Nobody wants to die. Even suicidal people want to survive their own attempts (with rare exception). There is no reason to believe Supertramp wanted to die, but every reason to believe he miscalculated his ability as a survivalist or nature’s willingness to provide. Whatever the case, he “died doing what he loved” – “died doing what he wanted to do.”
This makes Alexander Supertramp, in my estimation, THE PREMIER HOMELESS PERSON WHO WANTED TO LIVE LIKE THAT. If that question above and that YES answer are ever really true, then to the extent they are true, Alexander Supertramp provides the ultimate example. Even if the popular myth of the man and his mythical pseudonym departs significantly from the real Chris McCandless of living history, there is little doubt that McCandless wanted to live something like this, and no doubt that he rejected home to have it.
And it killed him.
It is at this point that I say, there is something wrong with his wantin’. His wanter is broken. (Yeah, I know. Not a real word, but you get the idea.)
I am on the verge of splitting hairs here, I know that too. Alexander Supertramp didn’t just simply go camping. He didn’t simply go for and extended wilderness trek or hike. Those things are quite common and do not make a person homeless. There is a huge difference between spending a few nights in a motel and paying rent at one for months on end! One makes you a traveler (most likely) and the other homeless!
Alexander Supertramp wanted something that doesn’t fit in creation the way God makes it. That is too much solitude and not enough Jesus. And THAT, I say, creates something of a different category of thought. We are outside the box now where the homeless are concerned.
If I ask homeless people from the streets if they WANT to live like this, some (more than a mere few) will say YES. There are ulterior motives for answering that way on the one hand, but for those who actually desire it, there is something wrong with even wanting to live that way.
There is a whole OTHER side to all of this too, though. There is something of a counterweight as well. And that is this: there is also something wrong with WANTING to live in giant mansions all alone. There is greed about having and using private jets (especially a fleet of them) for your own personal use in a world where children starve to death. There is something very selfish about grand houses with “guest rooms” which go empty night after night while bums tough it out in the rain and cold.
Yes, we Christian types have known for a long time that our desires can, and often are, ungodly and when they go unchecked bring pain upon ourselves and our world. The part that I think we have a hard time seeing is where we love our neighbor as ourselves. At least Alexander Supertramp’s “friends” along the way tried to talk him out of his desire. They sense something wrong with it. They wrongfully respect it and send him off with a blessing.
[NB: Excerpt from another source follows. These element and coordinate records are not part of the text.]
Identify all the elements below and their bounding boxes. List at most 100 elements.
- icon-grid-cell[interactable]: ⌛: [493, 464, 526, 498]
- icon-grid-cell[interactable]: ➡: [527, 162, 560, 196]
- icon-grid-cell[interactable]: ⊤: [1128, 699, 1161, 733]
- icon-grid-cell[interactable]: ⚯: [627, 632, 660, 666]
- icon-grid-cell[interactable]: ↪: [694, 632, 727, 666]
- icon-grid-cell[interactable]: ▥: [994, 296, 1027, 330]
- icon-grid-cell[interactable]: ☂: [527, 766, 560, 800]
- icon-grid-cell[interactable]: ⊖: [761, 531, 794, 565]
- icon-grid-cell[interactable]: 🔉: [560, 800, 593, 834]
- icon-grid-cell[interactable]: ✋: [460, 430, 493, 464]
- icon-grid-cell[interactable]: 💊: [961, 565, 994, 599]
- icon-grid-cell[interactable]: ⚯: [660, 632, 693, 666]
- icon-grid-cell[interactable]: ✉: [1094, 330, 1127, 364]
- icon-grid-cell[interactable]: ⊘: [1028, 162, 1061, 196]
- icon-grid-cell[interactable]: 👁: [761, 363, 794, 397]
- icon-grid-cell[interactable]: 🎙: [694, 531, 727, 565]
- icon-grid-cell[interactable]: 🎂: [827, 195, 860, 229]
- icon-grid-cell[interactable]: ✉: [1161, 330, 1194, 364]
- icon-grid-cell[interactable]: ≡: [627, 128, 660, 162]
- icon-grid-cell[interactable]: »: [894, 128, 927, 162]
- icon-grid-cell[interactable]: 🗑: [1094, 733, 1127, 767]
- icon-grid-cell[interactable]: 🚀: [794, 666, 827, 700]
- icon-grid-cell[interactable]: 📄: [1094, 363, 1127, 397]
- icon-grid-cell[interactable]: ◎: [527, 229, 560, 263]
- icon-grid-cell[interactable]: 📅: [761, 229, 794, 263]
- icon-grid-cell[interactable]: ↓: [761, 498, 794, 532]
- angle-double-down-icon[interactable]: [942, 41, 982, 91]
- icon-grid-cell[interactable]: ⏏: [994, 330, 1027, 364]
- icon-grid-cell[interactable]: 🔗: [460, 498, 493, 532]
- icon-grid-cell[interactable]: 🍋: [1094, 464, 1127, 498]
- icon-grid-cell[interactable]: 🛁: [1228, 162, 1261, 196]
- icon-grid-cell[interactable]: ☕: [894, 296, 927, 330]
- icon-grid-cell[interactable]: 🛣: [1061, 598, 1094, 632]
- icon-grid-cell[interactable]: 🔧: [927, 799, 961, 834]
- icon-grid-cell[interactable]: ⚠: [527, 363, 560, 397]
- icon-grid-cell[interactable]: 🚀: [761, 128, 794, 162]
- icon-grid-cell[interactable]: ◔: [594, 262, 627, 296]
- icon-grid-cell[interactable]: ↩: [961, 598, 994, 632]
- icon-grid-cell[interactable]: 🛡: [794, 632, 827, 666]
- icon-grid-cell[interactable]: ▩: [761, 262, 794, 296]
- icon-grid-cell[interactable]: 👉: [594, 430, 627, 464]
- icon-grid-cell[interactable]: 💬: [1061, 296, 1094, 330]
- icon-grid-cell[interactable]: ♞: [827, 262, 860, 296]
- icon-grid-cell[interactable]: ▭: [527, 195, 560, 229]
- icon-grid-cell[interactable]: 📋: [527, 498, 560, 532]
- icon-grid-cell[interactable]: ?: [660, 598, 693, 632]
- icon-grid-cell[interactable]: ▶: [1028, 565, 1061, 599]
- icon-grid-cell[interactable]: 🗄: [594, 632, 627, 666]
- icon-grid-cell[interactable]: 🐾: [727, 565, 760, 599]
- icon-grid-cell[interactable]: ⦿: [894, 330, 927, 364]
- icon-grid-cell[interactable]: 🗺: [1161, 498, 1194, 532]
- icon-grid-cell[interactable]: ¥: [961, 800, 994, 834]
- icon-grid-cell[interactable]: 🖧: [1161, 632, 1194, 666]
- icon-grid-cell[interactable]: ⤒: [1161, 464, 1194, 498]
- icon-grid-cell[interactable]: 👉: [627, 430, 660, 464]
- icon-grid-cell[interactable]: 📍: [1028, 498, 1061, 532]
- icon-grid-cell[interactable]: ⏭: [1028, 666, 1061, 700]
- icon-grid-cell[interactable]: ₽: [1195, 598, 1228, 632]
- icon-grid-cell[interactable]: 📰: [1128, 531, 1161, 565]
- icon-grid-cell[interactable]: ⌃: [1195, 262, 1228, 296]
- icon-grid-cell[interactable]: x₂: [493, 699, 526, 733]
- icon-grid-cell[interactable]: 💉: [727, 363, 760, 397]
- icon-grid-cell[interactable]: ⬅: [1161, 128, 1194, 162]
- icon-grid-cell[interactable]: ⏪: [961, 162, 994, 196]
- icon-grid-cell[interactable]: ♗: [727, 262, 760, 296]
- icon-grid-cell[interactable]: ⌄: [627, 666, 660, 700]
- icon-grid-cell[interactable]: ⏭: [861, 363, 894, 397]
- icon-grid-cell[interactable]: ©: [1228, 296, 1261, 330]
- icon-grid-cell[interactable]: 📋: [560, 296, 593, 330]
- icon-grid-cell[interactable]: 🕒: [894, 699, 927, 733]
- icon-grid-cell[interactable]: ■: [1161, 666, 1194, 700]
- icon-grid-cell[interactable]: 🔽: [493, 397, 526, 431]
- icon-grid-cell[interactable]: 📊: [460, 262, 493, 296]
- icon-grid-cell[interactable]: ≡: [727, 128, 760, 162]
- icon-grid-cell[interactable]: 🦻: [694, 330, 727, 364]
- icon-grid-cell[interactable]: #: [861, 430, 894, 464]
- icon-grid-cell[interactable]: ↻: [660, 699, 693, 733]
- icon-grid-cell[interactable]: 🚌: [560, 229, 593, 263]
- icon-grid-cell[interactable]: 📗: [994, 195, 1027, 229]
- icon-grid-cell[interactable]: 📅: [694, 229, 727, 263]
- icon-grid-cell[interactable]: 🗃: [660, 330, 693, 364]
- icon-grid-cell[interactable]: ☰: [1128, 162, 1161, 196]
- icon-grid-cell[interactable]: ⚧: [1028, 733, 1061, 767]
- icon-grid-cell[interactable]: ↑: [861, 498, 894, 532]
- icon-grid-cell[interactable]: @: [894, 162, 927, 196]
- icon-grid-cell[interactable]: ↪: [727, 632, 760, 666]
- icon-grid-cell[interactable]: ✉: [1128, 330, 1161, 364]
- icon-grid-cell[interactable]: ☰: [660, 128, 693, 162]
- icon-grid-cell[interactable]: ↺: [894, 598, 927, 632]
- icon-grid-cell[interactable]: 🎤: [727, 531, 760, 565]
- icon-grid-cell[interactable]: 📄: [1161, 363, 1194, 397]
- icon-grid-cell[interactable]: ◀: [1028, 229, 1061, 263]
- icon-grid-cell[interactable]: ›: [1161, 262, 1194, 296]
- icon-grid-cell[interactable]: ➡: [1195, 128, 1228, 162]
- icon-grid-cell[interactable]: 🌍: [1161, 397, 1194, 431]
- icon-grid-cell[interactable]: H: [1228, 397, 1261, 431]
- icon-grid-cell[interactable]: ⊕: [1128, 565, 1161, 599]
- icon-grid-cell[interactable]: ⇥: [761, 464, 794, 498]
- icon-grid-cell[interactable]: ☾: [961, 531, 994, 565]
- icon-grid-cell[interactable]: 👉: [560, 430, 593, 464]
Oh, how sad to be one of them reading the book or watching the movie!
When my affluent church friends, though, ask whether the homeless WANT to live like that, they believe they have stumbled upon some respectable desire in the homeless and treat it as though they should back off and let that be. But even THAT, I think, is a cover for contempt. I think the contempt for the poor, in that instance, masquerades as respect, and allows the church to write off the poor with no further concern. Wanting to live in shame and lack on the streets isn’t what anyone ultimately WANTS. Even to the extent they do, something is wrong with wanting that.
That, I challenge.
Deep down, we all want love. It appears that love might have been so far removed from McCandless’s ideals (due to family disfunction growing up) that he just had no understanding of what he should have desired instead.
That, I challenge the church to consider.
*I made this argument after reading Bouma-Prediger and Walsh’s book Beyond Homeless.